Making people aware of this issue, and giving them reliable and sound information upon which to make decisions is a major role for government.
I do not support making of laws on the subject – informed choice should be sufficient.
As mentioned above, over-population is definitely a consideration, and I do not subscribe to any of the panic scenarios that say we need to drastically reduce populations quickly. With appropriate technologies, we could support 20 billion humans in far greater comfort and security than we experience now, and in a smaller ecological footprint than we have now; but not if we hold on the the holy grail of the free market and money as the key influence in making our decisions. Markets are great tools for allocating scarce resources efficiently, but they are very poor tools for creating real abundance of anything (abundance that reaches every individual).
I think all individuals have not only the right, but the responsibility, to control their own fertility.

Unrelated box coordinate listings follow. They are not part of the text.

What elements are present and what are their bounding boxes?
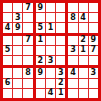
sudoku-cell-r2c8-given[interactable]: 4 (79, 13, 88, 22)
sudoku-cell-r1c7[interactable] (68, 3, 77, 12)
sudoku-cell-r9c1[interactable] (3, 89, 12, 98)
sudoku-cell-r1c6[interactable] (56, 3, 65, 12)
sudoku-cell-r8c5[interactable] (46, 79, 55, 88)
sudoku-cell-r3c1-given[interactable]: 4 (3, 23, 12, 32)
sudoku-cell-r8c8[interactable] (79, 79, 88, 88)
sudoku-cell-r4c4-given[interactable]: 1 (36, 36, 45, 45)
sudoku-cell-r3c7[interactable] (68, 23, 77, 32)
sudoku-cell-r3c3[interactable] (23, 23, 32, 32)
sudoku-cell-r5c1-given[interactable]: 5 (3, 46, 12, 55)
sudoku-cell-r5c3[interactable] (23, 46, 32, 55)
sudoku-cell-r7c5[interactable] (46, 68, 55, 77)
sudoku-cell-r8c1-given[interactable]: 6 (3, 79, 12, 88)
sudoku-cell-r9c8[interactable] (79, 89, 88, 98)
sudoku-cell-r7c3-given[interactable]: 8 (23, 68, 32, 77)
sudoku-cell-r3c9[interactable] (89, 23, 98, 32)
sudoku-cell-r1c9[interactable] (89, 3, 98, 12)
sudoku-cell-r6c9[interactable] (89, 56, 98, 65)
sudoku-cell-r8c9[interactable] (89, 79, 98, 88)
sudoku-cell-r9c5-given[interactable]: 4 (46, 89, 55, 98)
sudoku-cell-r5c2[interactable] (13, 46, 22, 55)
sudoku-cell-r9c3[interactable] (23, 89, 32, 98)
sudoku-box-1: 7349 (3, 3, 33, 33)
sudoku-cell-r1c2[interactable] (13, 3, 22, 12)
sudoku-cell-r5c7-given[interactable]: 3 (68, 46, 77, 55)
sudoku-cell-r9c4[interactable] (36, 89, 45, 98)
sudoku-cell-r7c4-given[interactable]: 9 (36, 68, 45, 77)
sudoku-cell-r7c9-given[interactable]: 3 (89, 68, 98, 77)
sudoku-cell-r3c4-given[interactable]: 5 (36, 23, 45, 32)
sudoku-box-4: 75 (3, 36, 33, 66)
sudoku-cell-r6c6[interactable] (56, 56, 65, 65)
sudoku-cell-r4c6[interactable] (56, 36, 65, 45)
sudoku-cell-r4c9-given[interactable]: 9 (89, 36, 98, 45)
sudoku-cell-r6c7[interactable] (68, 56, 77, 65)
sudoku-cell-r7c6-given[interactable]: 3 (56, 68, 65, 77)
sudoku-cell-r1c4-given[interactable]: 9 (36, 3, 45, 12)
sudoku-cell-r9c7[interactable] (68, 89, 77, 98)
sudoku-cell-r2c3[interactable] (23, 13, 32, 22)
sudoku-cell-r8c3[interactable] (23, 79, 32, 88)
sudoku-cell-r5c9-given[interactable]: 7 (89, 46, 98, 55)
sudoku-cell-r3c2-given[interactable]: 9 (13, 23, 22, 32)
sudoku-cell-r2c4[interactable] (36, 13, 45, 22)
sudoku-cell-r7c7-given[interactable]: 4 (68, 68, 77, 77)
sudoku-cell-r6c1[interactable] (3, 56, 12, 65)
sudoku-cell-r5c6[interactable] (56, 46, 65, 55)
sudoku-box-6: 29317 (68, 36, 98, 66)
sudoku-cell-r7c8[interactable] (79, 68, 88, 77)
sudoku-cell-r4c8-given[interactable]: 2 (79, 36, 88, 45)
sudoku-cell-r2c2-given[interactable]: 3 (13, 13, 22, 22)
sudoku-cell-r3c5-given[interactable]: 1 (46, 23, 55, 32)
sudoku-cell-r8c4[interactable] (36, 79, 45, 88)
sudoku-cell-r4c5[interactable] (46, 36, 55, 45)
sudoku-box-9: 43 (68, 68, 98, 98)
sudoku-cell-r2c7-given[interactable]: 8 (68, 13, 77, 22)
sudoku-cell-r7c2[interactable] (13, 68, 22, 77)
sudoku-cell-r4c1[interactable] (3, 36, 12, 45)
sudoku-cell-r9c6-given[interactable]: 1 (56, 89, 65, 98)
sudoku-cell-r6c4-given[interactable]: 2 (36, 56, 45, 65)
sudoku-cell-r5c5[interactable] (46, 46, 55, 55)
sudoku-cell-r3c8[interactable] (79, 23, 88, 32)
sudoku-cell-r1c3-given[interactable]: 7 (23, 3, 32, 12)
sudoku-cell-r6c2[interactable] (13, 56, 22, 65)
sudoku-cell-r1c1[interactable] (3, 3, 12, 12)
sudoku-cell-r7c1[interactable] (3, 68, 12, 77)
sudoku-cell-r2c5[interactable] (46, 13, 55, 22)
sudoku-cell-r2c9[interactable] (89, 13, 98, 22)
sudoku-cell-r8c6-given[interactable]: 2 (56, 79, 65, 88)
sudoku-cell-r1c5[interactable] (46, 3, 55, 12)
sudoku-box-5: 123 (36, 36, 66, 66)
sudoku-cell-r9c9-given[interactable] (89, 89, 98, 98)
sudoku-board: 7349951847512329317869324143 (0, 0, 101, 101)
sudoku-cell-r1c8[interactable] (79, 3, 88, 12)
sudoku-box-2: 951 (36, 3, 66, 33)
sudoku-cell-r8c7[interactable] (68, 79, 77, 88)
sudoku-cell-r6c8[interactable] (79, 56, 88, 65)
sudoku-cell-r2c6[interactable] (56, 13, 65, 22)
sudoku-cell-r4c7[interactable] (68, 36, 77, 45)
sudoku-cell-r2c1[interactable] (3, 13, 12, 22)
sudoku-cell-r9c2[interactable] (13, 89, 22, 98)
sudoku-cell-r8c2[interactable] (13, 79, 22, 88)
sudoku-cell-r5c4[interactable] (36, 46, 45, 55)
sudoku-cell-r5c8-given[interactable]: 1 (79, 46, 88, 55)
sudoku-box-8: 93241 (36, 68, 66, 98)
sudoku-box-3: 84 (68, 3, 98, 33)
sudoku-box-7: 86 (3, 68, 33, 98)
sudoku-cell-r3c6[interactable] (56, 23, 65, 32)
sudoku-cell-r6c5-given[interactable]: 3 (46, 56, 55, 65)
sudoku-cell-r4c3-given[interactable]: 7 (23, 36, 32, 45)
sudoku-cell-r4c2[interactable] (13, 36, 22, 45)
sudoku-cell-r6c3[interactable] (23, 56, 32, 65)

I do not believe that any person ought to be forced by law to carry any parasite; and until a child is capable of life free of its mother’s womb, it is definitely a parasite on the mother.
And for the sake of complete clarity, I am not an advocate of abortion as a regular method of birth control. I have seen several young women undergo severe emotional distress as a result of abortions. I strongly advocate birth control methods that prevent fertilisation. And there is a case for abortion in some circumstances, and that ought to be the choice of the individuals involved.
We as a community are all responsible for ourselves first up, and everyone else after that.
No man is an island.
We all exist in complex webs of reliance on the efforts of others, for all the language and technology and concepts we use, and in so many other ways also.
So while I am in a political sense a classical liberal, advocating free choice and individual responsibility, I am also a scientific realist who acknowledges the relationship of all things on many different levels. We are all part of much larger ecological and social systems.
We all share in a responsibility of care for all others; and with remarkably little effort, we could develop systems that would ensure a high basic standard of living to every individual – no exceptions. The major barrier to doing so is the false belief that monetary value and human values are equivalent.
What is good for the market, is very often not at all good for us.